The shift from CT to MRI was an inherent part of the management algorithm (outcome d). This shift is appropriate as the sensitivity for detecting stroke is higher with MRI, 83% for MRI vs. 26% for CT for the diagnosis of any stroke, imaged between 36 min and 8 days after symptom onset [14, 15]. It is reassuring to notice that despite a lower total use of neuroradiology, and lower costs for neuroradiological investigations, the rate of new onset stroke within 90 days did not increase but stayed on levels comparable with previous reports [16]. This suggests that the sensitivity for detecting stroke did not decrease (outcome e). Also, as shown in Table 2, the more selective use of CT during period 2 was associated with a higher diagnostic yield than in period 1. We expected a lower proportion of patients returning with a new dizzy spell within 90 days during period 2 due to improved ability to detect and cure BPPV (outcome e), however, we did not detect such an effect. This may be due to a lack of such an effect, due to low power, or perhaps due to inadequate discharge information delivered to patients with BPPV.
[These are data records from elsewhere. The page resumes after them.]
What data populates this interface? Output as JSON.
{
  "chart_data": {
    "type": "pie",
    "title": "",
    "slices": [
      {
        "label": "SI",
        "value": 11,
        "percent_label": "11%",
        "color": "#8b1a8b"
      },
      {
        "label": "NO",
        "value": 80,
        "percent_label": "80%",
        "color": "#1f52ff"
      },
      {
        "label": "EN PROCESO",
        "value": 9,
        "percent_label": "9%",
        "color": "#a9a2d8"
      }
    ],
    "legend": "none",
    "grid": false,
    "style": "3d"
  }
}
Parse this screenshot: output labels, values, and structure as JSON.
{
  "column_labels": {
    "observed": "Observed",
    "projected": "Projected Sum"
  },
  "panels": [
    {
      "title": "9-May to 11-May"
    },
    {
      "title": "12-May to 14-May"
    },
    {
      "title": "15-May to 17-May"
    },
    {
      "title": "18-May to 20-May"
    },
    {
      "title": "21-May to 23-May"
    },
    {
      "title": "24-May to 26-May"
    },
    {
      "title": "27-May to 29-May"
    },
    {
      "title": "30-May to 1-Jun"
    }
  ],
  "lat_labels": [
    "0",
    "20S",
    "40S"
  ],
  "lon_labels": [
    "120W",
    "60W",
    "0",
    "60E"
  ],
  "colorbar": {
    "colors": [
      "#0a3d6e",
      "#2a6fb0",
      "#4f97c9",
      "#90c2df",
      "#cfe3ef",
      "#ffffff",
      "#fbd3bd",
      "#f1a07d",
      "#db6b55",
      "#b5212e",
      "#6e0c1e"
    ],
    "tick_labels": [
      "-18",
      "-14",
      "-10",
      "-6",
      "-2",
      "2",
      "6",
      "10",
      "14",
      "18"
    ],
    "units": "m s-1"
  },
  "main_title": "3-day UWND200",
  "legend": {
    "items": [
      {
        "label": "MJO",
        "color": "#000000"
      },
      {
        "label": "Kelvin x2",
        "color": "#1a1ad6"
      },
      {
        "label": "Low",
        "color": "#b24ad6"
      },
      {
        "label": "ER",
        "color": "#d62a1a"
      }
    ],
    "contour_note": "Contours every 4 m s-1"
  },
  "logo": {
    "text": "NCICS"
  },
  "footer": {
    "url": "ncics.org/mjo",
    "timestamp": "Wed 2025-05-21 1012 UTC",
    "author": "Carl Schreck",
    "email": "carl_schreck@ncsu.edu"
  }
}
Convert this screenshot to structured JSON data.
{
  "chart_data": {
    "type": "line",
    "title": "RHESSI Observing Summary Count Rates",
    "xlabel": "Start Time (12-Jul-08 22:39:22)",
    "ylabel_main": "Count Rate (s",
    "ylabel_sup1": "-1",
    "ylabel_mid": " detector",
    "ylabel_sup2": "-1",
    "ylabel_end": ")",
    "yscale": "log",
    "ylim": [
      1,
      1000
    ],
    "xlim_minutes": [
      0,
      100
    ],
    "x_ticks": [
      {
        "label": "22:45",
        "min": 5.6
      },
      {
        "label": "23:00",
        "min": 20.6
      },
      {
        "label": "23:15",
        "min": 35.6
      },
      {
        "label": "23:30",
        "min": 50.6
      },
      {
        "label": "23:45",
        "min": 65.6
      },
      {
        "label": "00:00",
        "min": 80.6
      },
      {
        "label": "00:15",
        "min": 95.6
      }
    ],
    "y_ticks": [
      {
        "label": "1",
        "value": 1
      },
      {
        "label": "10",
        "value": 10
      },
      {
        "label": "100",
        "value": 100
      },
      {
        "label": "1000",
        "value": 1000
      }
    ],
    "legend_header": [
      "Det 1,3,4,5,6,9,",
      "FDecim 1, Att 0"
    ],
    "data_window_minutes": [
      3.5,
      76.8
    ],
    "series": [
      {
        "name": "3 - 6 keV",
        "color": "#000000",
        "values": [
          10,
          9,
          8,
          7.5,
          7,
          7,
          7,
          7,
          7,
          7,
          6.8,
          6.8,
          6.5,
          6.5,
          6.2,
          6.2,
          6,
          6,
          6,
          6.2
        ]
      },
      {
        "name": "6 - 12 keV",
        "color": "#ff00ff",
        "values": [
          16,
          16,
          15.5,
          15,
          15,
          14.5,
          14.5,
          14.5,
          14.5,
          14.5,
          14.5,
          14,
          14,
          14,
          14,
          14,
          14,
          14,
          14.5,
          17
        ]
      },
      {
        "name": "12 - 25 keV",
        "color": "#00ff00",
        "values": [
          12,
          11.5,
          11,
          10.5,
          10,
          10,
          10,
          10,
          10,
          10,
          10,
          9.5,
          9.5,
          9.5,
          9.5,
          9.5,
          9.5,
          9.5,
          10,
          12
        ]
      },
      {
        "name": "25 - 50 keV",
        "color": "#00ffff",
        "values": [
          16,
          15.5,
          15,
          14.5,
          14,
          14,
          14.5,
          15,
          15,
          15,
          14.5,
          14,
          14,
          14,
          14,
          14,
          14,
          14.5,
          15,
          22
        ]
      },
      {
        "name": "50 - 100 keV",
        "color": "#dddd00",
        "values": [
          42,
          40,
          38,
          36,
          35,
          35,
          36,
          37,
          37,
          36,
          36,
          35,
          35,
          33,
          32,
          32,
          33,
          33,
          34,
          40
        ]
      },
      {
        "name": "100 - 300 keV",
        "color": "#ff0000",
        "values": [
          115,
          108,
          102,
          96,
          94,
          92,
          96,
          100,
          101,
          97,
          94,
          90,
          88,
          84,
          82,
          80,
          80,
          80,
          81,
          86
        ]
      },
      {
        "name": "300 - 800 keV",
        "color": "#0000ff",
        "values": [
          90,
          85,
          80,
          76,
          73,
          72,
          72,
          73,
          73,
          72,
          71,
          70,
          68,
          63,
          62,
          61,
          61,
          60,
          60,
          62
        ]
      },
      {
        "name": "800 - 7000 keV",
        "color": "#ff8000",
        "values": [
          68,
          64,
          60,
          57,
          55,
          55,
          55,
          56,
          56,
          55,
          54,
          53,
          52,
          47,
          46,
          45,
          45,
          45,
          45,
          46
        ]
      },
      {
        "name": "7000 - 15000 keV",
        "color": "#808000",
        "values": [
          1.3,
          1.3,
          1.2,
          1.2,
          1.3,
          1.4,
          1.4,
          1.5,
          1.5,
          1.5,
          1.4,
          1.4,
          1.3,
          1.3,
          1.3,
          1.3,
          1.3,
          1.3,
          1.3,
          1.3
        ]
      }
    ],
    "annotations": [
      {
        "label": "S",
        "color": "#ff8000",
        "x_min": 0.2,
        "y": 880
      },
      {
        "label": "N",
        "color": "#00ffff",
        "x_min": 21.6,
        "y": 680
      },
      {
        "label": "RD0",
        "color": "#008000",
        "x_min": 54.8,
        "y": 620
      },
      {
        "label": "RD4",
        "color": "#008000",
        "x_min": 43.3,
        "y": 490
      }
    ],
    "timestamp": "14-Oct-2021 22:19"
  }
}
The decreases in admittance and neuroradiology use were, naturally, mirrored by lower costs for patient care (outcome f). It is difficult to calculate the costs of care in a publicly financed health care system with minimal patient fees (i.e. $20 for an ED visit, $10/day for in-patient care). For the calculations in this paper we used the organization’s economic governance groups’ pricing lists, as detailed in the methods. To actually lead to lower expenses, reductions in utilization of resources must invoke reductions in availability. It is possible that rather than savings, the reductions in utilization of these resources by dizzy patients has led to higher availability for other patient categories.

Baseline data comparisons

When comparing the two periods, most baseline characteristics and comorbidities were well matched. The exceptions were the rates of hyperlipidemia, congestive heart failure and previous stroke, in effect making the cohort in period 1 slightly less healthy. These differences in baseline characteristics might have influenced the outcomes to a small degree but it is unlikely that they can explain all the differences seen. Fewer patients fulfilled the AVS criteria in period 2, perhaps due to a more comprehensive exclusion of BPPV patients. Furthermore, a larger proportion of AVS cases had nystagmus, likely reflecting the active search for this sign and more targeted documentation.

Limitations

Limitations of this study include the retrospective data collection, separate periods for data collection, and the time-period comparison design making it vulnerable to missing or undocumented data, data abstractor bias and regression to the mean. Unfortunately, the data source did not allow for blinding of selected data such as date. Efforts to mitigate this were taken through uniform data collection instructions over the periods, strict adherence to protocol-defined diagnoses and attempts to control for non-related organizational changes over time. Although this is somewhat problematic, missing data were considered not present, as the retrospective data collection rules out the possibility to direct physicians’ documentation for data completeness. That some of the diagnoses were re-evaluated and changed retrospectively is also problematic as all personnel working with the data were unblinded. An effort to overcome this with regards to the changes in the proportions of BPPV diagnoses by removing retrospectively assigned BPPV diagnoses during period 2 did not suggest that such errors influenced the analyses. Another shortcoming is that all aspects of care were not included in the health economy evaluations, most notably the in-patient laboratory costs (which were unfortunately not available); and that the costs for ED visits and in-patient care were not calculated on individual level but as a per unit average.

Conclusions

In conclusion, this study suggests that the implementation of a management algorithm for dizzy patients at Umeå University Hospital was associated with an increased effectiveness of care for these patients. Further research is warranted to better understand why many patients remain undiagnosed despite increased efforts to find the causes of dizziness, and to develop optimal decision trees for stroke risk stratification.